我有列的大数据帧(> 4万行)yname1,yname2,yname3该存储串:
yname1 | yname2 | yname3
aaaaaa | bbbaaa | bbaaaa
aaabbb | cccccc | aaaaaa
aaaaaa | aaabbb | dddddd
cccccc | dddddd | eeeeee
现在我想计算所有列中每个字符串的出现总次数.这些应作为附加列添加:
yname1 | yname2 | yname3 | rcount1 | rcount2 | rcount3
aaaaaa | bbbaaa | bbaaaa | 3 | 1 | 1
aaabbb | cccccc | aaaaaa | 2 | 2 | 3
aaaaaa | aaabbb | dddddd | 3 | 2 | 2
cccccc | dddddd | eeeeee | 2 | 2 | 1
我已经编写了以下代码,它完成了这项工作:
data3$rcount1 <- sapply(data3$yname1, function(x) sum(data2$yname1==x)+sum(data2$yname2==x)+sum(data2$yname3==x))
data3$rcount2 <- sapply(data3$yname2, function(x) sum(data2$yname1==x)+sum(data2$yname2==x)+sum(data2$yname3==x))
data3$rcount3 <- sapply(data3$yname3, function(x) sum(data2$yname1==x)+sum(data2$yname2==x)+sum(data2$yname3==x))
但是,这确实很慢,需要花费数天才能计算出来.我有什么想法可以加快速度吗?
方法怎么样data.table:
library(data.table)
setDT(d)
lookup <- melt(d, measure.vars = paste0("yname", 1:3))[, .N, by = value]
# value N
#1: aaaaaa 3
#2: aaabbb 2
#3: cccccc 2
#4: bbbaaa 1
#5: dddddd 2
#6: bbaaaa 1
#7: eeeeee 1
d[, paste0("rcount", 1:3) :=
lapply(d, function(x) lookup[x, , on = .(value)][, N])]

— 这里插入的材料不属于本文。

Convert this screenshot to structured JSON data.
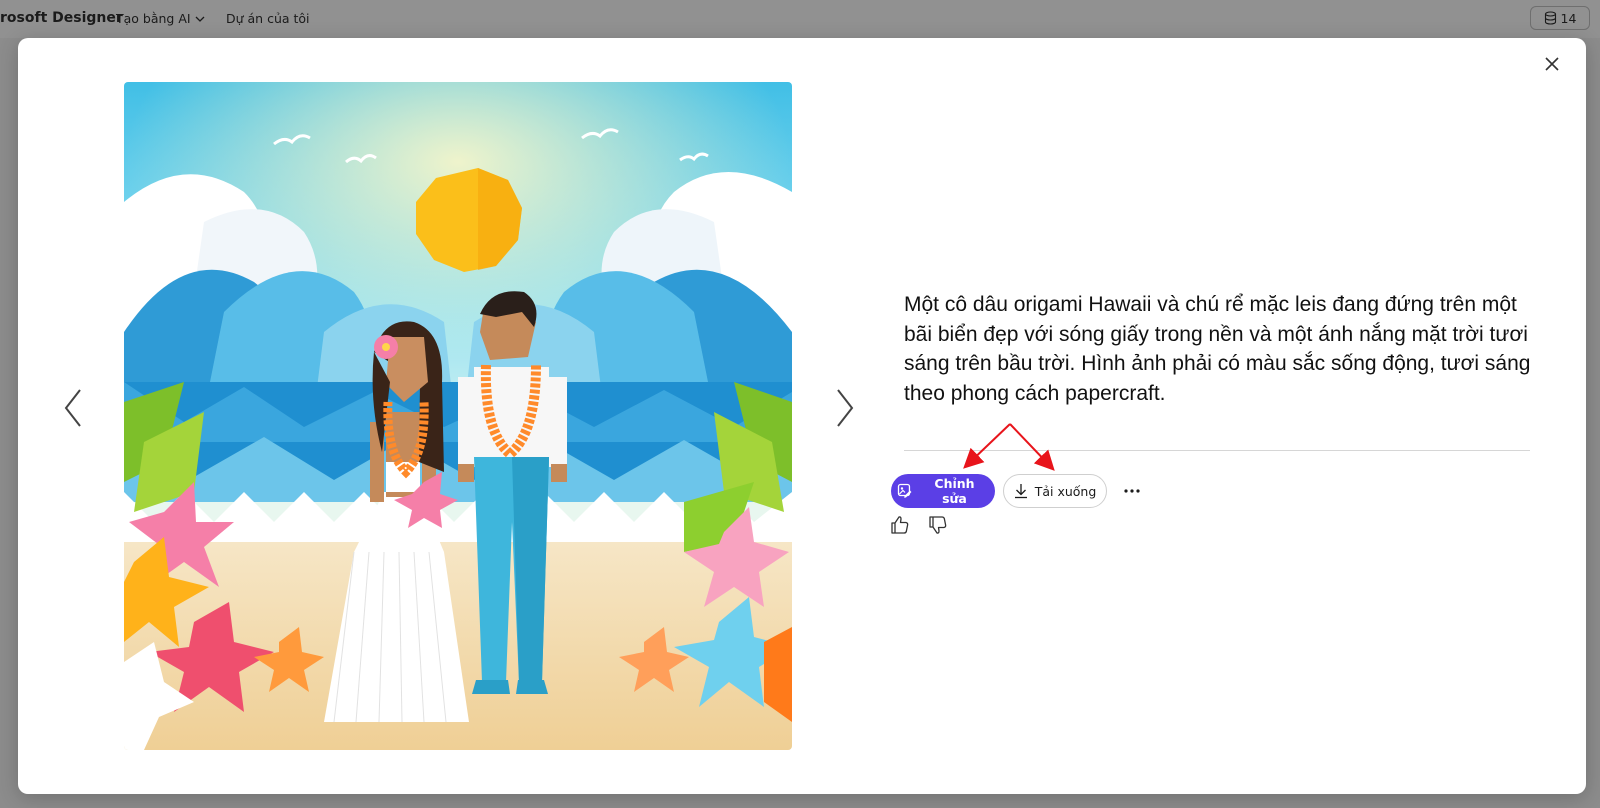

# yname1 yname2 yname3 rcount1 rcount2 rcount3
#1: aaaaaa bbbaaa bbaaaa 3 1 1
#2: aaabbb cccccc aaaaaa 2 2 3
#3: aaaaaa aaabbb dddddd 3 2 2
#4: cccccc dddddd eeeeee 2 2 1
Microbenchmark输出复制来自bgoldst的例子,但有400,000行.
Unit: seconds
expr min lq mean median uq max neval
bgoldst(df) 21.445961 21.628228 21.876051 21.810496 22.091096 22.371697 3
alistaire(df) 20.685357 20.961761 21.255457 21.238164 21.540507 21.842850 3
jota(dt) 2.629337 2.692613 2.719207 2.755889 2.764141 2.772394 3
mhairi(df) 40.780441 41.048345 41.669798 41.316249 42.114476 42.912702 3
coffein(df) 35.669630 35.678719 36.453257 35.687808 36.845071 38.002334 3
espresso(df) 20.823840 20.976175 21.317218 21.128509 21.563907 21.999306 3
在基础R中,您可以构建一个包含data.frame的未列出值的表,并按值对其进行索引.确保你索引的是一个字符串,而不是一个因子(因此是as.character),或者它将被数字而不是名称索引.
data.frame(df,
lapply(df, function(x){data.frame(table(unlist(df))[as.character(x)])['Freq']})
)
# yname1 yname2 yname3 Freq Freq.1 Freq.2
# 1 aaaaaa bbbaaa bbaaaa 3 1 1
# 2 aaabbb cccccc aaaaaa 2 2 3
# 3 aaaaaa aaabbb dddddd 3 2 2
# 4 cccccc dddddd eeeeee 2 2 1
如果data.frame足够大以至于速度很慢,那么您可以在表之外构建表,lapply因此它只运行一次:
df_table <- table(unlist(df))
data.frame(df, lapply(df, function(x){data.frame(df_table[as.character(x)])['Freq']}))
你也可以把它放进去dplyr,这使它更具可读性:
# look up times repeated
df %>% mutate_each(funs(table(unlist(df))[as.character(.)])) %>% # or mutate_each(funs(df_table[as.character(.)]))
# fix column names
select(rcount = starts_with('yname')) %>%
# add original df back in
bind_cols(df, .)
# Source: local data frame [4 x 6]
#
# yname1 yname2 yname3 rcount1 rcount2 rcount3
# (fctr) (fctr) (fctr) (tabl) (tabl) (tabl)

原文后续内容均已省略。